1st Aide: Oh, come on - Howard can always think of somewhere else to put more prisoners. On floating hulks, in old holiday camps ....

2nd Aide: Underground at road-building protests ....

1st Aide: What is this mania he has to put everyone behind bars? Hold on - here he comes ....

Howard: Right, gentlemen, without further ado let's get down to business. And we only have one piece of business in front of us. Winning the election!

1st Aide: With the best will in the world, sir, it is no part of a civil servant's brief to help win an election.

Howard: To win the election we have to make people feel they're safe with us. I call it the feel-safe factor! And to do this we have to put various feel-safe factors into operation, such as cracking down on illegal immigrants and keeping Myra Hindley in jail for ever.

2nd Aide: Isn't there a danger that this may turn people in her favour, sir? Do people really think that if she is let out now, she is going to roam the countryside killing people? I mean, not even OJ Simpson has reoffended ....

Howard: Are you disagreeing with me ?

2nd Aide: No, sir. Merely pointing out ....

Howard: And another thing. If we can pin-point a public enemy for people to hate, that will also bring people on our side. I want you to find out who, in the last year, has committed the most offences in British courts. And name him publicly.

1st Aide: But ....

Howard: Do it, you recalcitrant bastards!

Sound of slamming door.

1st Aide: Well, I don't know about you, but I thought he was in an unusually good mood today.

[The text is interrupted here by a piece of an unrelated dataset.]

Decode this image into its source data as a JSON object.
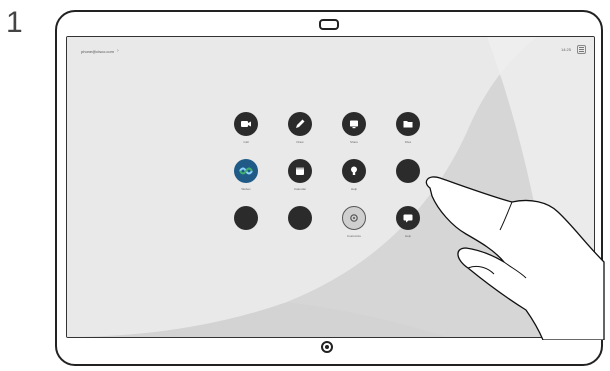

Only the two aides are present. 1st Aide: Well, the Myra Hindley announcement hasn't materially altered the opinion polls.

2nd Aide: John ....

1st Aide: Yes ?

2nd Aide: Has it ever occurred to you that Myra Hindley and Michael Howard have the same initials?

1st Aide: No. But why should that ...?

2nd Aide: Well, the Home Secretary seems to have a bit of an obsession with her. I just wondered if in some strange way he identified with her, in a Dr Jekyll and Mr Hyde sort of way. The dark side of the moon ... the evil side of his own character ... In their own ways, Hindley and Howard have tried to put away as many people as possible ....

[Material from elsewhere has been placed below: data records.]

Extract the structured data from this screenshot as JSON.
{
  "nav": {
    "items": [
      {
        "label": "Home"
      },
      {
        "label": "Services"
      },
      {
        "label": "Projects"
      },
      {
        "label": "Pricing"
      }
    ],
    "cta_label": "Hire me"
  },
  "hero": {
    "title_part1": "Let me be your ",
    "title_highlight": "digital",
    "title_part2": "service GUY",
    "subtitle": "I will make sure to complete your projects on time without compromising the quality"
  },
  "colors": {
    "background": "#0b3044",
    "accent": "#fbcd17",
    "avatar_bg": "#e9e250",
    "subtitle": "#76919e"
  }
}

1st Aide: Are you going round the bend ?

2nd Aide: Maybe. Sometimes I think I've been here too long ....


Howard: Well, any progress on the naming of the worst offender of the year ?

1st Aide: Yes, sir. We ran a search on the name singly most criticised by the courts and ... well, bad luck, sir. It's you, sir.

Howard: ME ?

2nd Aide: Yes, sir. Apparently you have been more ruled out of order and in contempt of the law than anyone else this past year.

1st Aide: Shall we put out a press release to that effect?

Howard: No, no ... Just make the announcement that I am buying lots of floating prisons.

1st Aide: Yes, sir. Incidentally, why are we doing this ?

Howard: Because I want to win the next election and I don't want prisoners voting against us.

2nd Aide: But, sir, prisoners don't have the vote anyway.

Howard: I'm taking no chances! I'm putting all the likely Labour voters in off-shore prisons so that they lose their residential right to vote in Britain as well! Now, move!

Slamming of door.

1st Aide: Well. What do you say to that ?

2nd Aide: Roll on the election, I say.

More tape extracts soon, unless an injunction descends on my mole.